The problem with what you're trying to do is that you are taking a contradiction in stride and moving on as if nothing's wrong. This is not how the notion of numbers expands (from $\mathbb{N}$ to $\mathbb{Z}$ to $\mathbb{Q}$ to $\mathbb{R}$ to $\mathbb{C}$). We don't define "new" numbers that have, as you say, impossible properties, but numbers which extend the definitions of existing operations to domains where they were previously undefined.
For instance, working with natural numbers, the difference $a-b$ is undefined if $b\gt a$. Defining it for all values of $a$ and $b$ gives rise to the concept of integers. In a similar way defining $a \over b$ when $a$ is not a multiple of $b$ gives us rational numbers, and so on. This practice is called closure, and when we do it, we say the resulting set of numbers "closed" under the operation in question.

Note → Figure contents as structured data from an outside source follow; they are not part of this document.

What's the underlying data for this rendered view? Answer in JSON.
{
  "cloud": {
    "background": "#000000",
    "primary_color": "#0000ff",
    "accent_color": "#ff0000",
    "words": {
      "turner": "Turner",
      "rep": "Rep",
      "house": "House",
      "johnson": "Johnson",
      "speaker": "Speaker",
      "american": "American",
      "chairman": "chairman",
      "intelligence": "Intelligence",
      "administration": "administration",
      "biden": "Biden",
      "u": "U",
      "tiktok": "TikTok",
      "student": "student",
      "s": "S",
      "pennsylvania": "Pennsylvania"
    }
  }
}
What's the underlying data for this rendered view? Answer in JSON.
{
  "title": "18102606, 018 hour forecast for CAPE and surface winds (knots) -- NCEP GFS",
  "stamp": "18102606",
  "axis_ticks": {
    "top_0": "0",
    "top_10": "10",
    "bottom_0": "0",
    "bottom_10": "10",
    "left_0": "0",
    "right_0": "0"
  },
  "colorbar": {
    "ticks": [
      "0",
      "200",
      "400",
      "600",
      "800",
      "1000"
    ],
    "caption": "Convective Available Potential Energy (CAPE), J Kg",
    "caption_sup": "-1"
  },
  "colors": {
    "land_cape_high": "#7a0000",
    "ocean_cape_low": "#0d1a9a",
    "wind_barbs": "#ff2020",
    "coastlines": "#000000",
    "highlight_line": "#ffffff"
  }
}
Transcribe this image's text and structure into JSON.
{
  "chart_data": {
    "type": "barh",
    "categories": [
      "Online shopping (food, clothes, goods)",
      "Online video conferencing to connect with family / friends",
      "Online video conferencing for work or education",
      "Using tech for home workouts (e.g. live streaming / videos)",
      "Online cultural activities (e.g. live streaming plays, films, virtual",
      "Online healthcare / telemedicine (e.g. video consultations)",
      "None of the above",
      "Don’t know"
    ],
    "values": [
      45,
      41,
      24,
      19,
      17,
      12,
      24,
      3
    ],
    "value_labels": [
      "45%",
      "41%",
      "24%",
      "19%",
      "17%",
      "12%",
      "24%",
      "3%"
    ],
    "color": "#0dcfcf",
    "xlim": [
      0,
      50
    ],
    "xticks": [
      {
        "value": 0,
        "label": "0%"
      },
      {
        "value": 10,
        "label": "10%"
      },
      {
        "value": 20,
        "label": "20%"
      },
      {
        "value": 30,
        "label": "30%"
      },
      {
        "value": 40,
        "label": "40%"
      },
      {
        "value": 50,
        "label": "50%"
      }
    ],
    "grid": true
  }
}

What you're doing is simply declaring that a pretend "number" behaves in a certain way in some circumstances and trying to then determine how that number would then behave in other circumstances. There is nothing wrong with that, per se, in fact people do it all the time, but they don't call the things they invent "numbers" because they aren't numbers. They don't have the properties numbers have or behave the way numbers behave. When you do this sort of thing, though, you need to make sure that the way you define your new entity is clear and consistent. You seem to have a problem there. For instance, since your made up entity $j$ interacts with numbers, you might want to think of it as an operator that works on numbers, letting $jk=k^2$ but how then do you define $j^n$? If you define it recursively as $j^{n+1}k=j(j^nk)$, you have a problem since $j^2k=j(jk)=j(k^2)=(k^2)^2=k^4\neq k^3 =j^2k$ by your original definition. Thus $j^n$ and $j^{n+1}$ as you define them are related in a way that is not really consistent with our usual understanding of exponentiation when it comes to operators. Thus you may want to use a different notation (say $j_n$) to designate this related family of operators.
Whatever you do, though, $j$ is not a number, so $jk$ is not really the product of $j$ and $k$, but the application of $j$ to $k$. it makes no sense to try to raise a number to the power of an operator. The result is undefined, and unlike the cases above, it's undefined for all numbers and all $j_n$, so you have no analogy to work with to "close" it. You could essentially define it any way you like, and it would be an entirely new operator. Thus, your question about $e^j$ is essentially meaningless.